Annealing temperature, a key factor in shaping Ag-decorated TiO2 aerogels as efficient visible-light photocatalysts

Ag-decorated TiO2 aerogels were synthesized using an acid-catalyzed sol-gel method, followed by drying under supercritical CO2 and annealing within the temperature range of 350-500 degrees C, with 50 degrees C increments. This study explores the preparation-structure-performance relationships of Ag-TiO2 aerogels influenced by the annealing process, focusing on their morphological, (micro)structural, optical, and textural properties and surface defects concerning photocatalytic activity. X-ray diffraction (XRD) and Raman spectroscopy confirmed that all aerogels exhibited a single anatase phase of TiO2, while electron microscopy (SEM/TEM) and XPS analysis demonstrated the presence of components. Increasing the annealing temperature resulted in particle size and pore structure changes, reducing the aerogel's overall surface area and porosity, as observed by SEM and nitrogen (N2) sorption analysis. Additionally, according to the Williamson-Hall (W-H) analysis based on the X-ray peak profile, the lattice microstrain value decreased while the crystallite size increased with rising annealing temperature. Optical investigation showed a strong UV light absorption characteristic of TiO2 and a visible light absorption band attributed to the plasmonic effect of silver nanoparticles. Moreover, a gradual photoluminescence (PL) quenching trend was observed with decreasing annealing temperature, indicating a reduction in the recombination rate of photo-induced electrons and holes in Ag-TiO2, alongside the formation of oxygen vacancies and structural defects, consistent with electron paramagnetic resonance (EPR) measurements.
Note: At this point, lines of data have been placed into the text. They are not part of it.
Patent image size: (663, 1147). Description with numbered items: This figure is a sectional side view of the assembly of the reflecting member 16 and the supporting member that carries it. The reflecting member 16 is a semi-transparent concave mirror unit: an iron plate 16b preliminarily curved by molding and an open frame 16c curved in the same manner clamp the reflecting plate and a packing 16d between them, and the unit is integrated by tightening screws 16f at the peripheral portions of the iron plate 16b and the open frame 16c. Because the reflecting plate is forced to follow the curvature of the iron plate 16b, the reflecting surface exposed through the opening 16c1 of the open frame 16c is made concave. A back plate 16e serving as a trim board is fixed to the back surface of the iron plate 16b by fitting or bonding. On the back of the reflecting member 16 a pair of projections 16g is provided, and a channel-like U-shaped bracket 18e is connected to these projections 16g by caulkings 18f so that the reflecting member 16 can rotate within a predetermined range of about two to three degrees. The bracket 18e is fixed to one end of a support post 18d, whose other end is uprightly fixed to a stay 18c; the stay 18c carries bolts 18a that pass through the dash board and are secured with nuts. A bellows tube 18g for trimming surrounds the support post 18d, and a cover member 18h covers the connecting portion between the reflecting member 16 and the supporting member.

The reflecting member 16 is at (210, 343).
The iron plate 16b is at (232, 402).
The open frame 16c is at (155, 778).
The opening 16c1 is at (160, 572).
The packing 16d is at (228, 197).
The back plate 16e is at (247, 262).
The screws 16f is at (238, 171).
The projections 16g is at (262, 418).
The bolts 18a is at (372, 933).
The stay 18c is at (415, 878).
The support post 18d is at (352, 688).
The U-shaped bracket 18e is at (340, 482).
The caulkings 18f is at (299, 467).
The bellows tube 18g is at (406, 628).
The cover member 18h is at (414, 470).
The Ag-decorated TiO2 aerogels demonstrated enhanced visible-light photocatalytic activity for methylene blue (MB) degradation, with the Ag-TiO2 aerogel annealed at 500 degrees C exhibiting the highest photocatalytic performance. This improvement can be attributed to the synergistic effects of chemical composition, plasmonic enhancement, morphological properties, and light absorption characteristics.